President Trump shares with President Obama the idea that nations compete with each other economically. They don’t.

In times of war or a public-health crisis, national unity and one-nation politics are not only fine by me but, to one extent or another, necessary — because on such matters the government is literally fighting for the interests of all Americans. But more often, nationalism, or populism, simply becomes an abracadabra word for justifying statism.

Nowhere is this more obvious than in the realm of trade. President Trump shares with President Obama the idea that nations compete with each other economically. They don’t. Businesses compete with each other. If China was leveled by a massive earthquake, it would boost our “competiveness,” but it would devastate our economy. Obama wanted to pour billions into everything from schools to solar panels on the grounds that we needed to beat China. Tom Friedman wanted America to be “China for a Day” because he was sure technocrats in Washington were smarter than the market and that they could fix our problems. This thinking was cockeyed when Obama peddled it, and it’s no less cockeyed when Trump is. It’s all a conspiracy against the people.

Various & Sundry

I’ll be in Knoxville this Tuesday for a speech at the University of Tennessee. Come on out if you can.

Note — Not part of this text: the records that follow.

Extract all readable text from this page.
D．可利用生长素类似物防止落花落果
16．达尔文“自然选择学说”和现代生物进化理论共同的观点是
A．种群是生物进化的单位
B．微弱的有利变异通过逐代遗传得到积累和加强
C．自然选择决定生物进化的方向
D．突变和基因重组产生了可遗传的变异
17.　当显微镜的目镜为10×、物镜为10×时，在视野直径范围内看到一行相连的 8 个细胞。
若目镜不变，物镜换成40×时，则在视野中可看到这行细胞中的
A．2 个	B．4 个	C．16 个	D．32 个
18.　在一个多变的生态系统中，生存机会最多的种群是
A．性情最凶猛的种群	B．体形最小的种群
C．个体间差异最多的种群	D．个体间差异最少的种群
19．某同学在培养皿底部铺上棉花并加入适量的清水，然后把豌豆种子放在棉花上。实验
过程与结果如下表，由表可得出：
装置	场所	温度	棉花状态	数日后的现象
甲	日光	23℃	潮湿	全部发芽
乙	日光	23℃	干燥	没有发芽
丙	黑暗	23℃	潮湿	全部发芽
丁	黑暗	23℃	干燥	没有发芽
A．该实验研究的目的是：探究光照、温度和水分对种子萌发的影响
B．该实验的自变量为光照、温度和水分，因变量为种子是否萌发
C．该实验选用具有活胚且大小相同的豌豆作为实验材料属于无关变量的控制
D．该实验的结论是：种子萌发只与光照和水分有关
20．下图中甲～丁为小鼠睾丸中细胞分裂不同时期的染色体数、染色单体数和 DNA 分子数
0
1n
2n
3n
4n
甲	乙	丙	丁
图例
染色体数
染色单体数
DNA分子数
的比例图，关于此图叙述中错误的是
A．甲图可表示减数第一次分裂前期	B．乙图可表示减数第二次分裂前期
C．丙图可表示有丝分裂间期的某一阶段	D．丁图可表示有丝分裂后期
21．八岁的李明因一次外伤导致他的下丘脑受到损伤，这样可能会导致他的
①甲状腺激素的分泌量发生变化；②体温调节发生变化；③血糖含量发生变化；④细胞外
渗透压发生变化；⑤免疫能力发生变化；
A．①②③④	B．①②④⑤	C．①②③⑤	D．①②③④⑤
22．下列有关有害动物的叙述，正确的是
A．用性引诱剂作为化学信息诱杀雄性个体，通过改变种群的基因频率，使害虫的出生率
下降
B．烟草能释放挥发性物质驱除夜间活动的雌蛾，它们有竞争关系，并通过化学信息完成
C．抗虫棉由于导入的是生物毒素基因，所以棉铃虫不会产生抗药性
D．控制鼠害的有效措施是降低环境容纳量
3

The latest Remnant podcast with Andy McCarthy (!) is out. It was a grand time.

Also, the book-tour stuff is coming into focus, and you should check out JonahGoldberg.com for more updates.

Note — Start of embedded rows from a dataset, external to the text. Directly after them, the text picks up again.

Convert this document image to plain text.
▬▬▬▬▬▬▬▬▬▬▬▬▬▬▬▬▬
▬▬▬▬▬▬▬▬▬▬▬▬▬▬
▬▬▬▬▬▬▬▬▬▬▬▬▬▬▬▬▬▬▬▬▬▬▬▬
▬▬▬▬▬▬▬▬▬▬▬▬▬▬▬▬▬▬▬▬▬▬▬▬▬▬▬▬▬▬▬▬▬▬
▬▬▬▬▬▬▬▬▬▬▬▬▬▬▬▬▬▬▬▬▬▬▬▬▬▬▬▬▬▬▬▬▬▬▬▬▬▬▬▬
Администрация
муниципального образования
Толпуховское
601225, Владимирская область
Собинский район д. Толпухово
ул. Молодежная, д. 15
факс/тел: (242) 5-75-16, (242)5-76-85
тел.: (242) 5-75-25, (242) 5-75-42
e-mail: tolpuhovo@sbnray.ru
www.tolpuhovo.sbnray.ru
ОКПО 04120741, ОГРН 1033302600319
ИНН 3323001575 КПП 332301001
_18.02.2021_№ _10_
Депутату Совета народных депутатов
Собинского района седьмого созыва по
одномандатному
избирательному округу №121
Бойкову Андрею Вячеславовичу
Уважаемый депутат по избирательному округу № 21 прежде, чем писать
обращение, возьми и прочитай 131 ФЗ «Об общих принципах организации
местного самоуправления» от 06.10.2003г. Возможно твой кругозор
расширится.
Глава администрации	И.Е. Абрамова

I can tell you that there will be public events in San Francisco, L.A., Dallas, Austin, and New York — and a bunch of other cities are also in the works.

And I’ll be at The Weekly Standard Summit in May. I think we’re gonna do an “All-Star” panel from there. Should be fun.

Canine Update: The most eventful thing in dogworld this week happened last weekend. The Fair Jessica was taking the beasts on one of her extended jaunts along the Potomac. Zoë and Pippa discovered something interesting along the shoreline at the beginning of the adventure. Jess called them back, and Pippa obeyed readily, no doubt thinking that there might be a tennis ball involved. But Zoë was more reluctant, having the same attitude toward tennis balls that the Cimmerian god Crom has toward mortals.

As is usually the case, the only way to get Zoë to come back when she is investigating something is to just leave her behind — she eventually panics over her abandonment and comes running. An hour or so later, on the way home, Zoë went back to the mysterious spot of mystery. Jess and Pippa kept going. But Zoë took a very long time to come back. When she finally materialized, she was carrying pretty much an entire deer spinal column, with a good chuck of the rib cage attached for good measure. No doubt she planned to chew on this treasure for the rest of FY 2018, and maybe the first quarter of 2019. Zoë knew that Jess would be less than thrilled, and so she refused to get close to her for a very long time. But having been through these kinds of gruesome games with the Dingo many times before, Jess knew the one thing she couldn’t do was make a big deal about it. So she just ignored the beast for big chunk of the walk.

Eventually, Jess theorizes, Zoë decided she didn’t like the taste but still wanted credit for this amazing find, so she came up to Jess to show it off. Jess grabbed a leaf as a “germ/bacteria shield” and tried to pry it from her. Zoë, of course, got proprietary — but she eventually let Jess have it. Jess then threw it in the canal along the towpath. This was interpreted by Pippa as “Stick!!!!!” and she ran after it. But it sank to the bottom. All were dejected.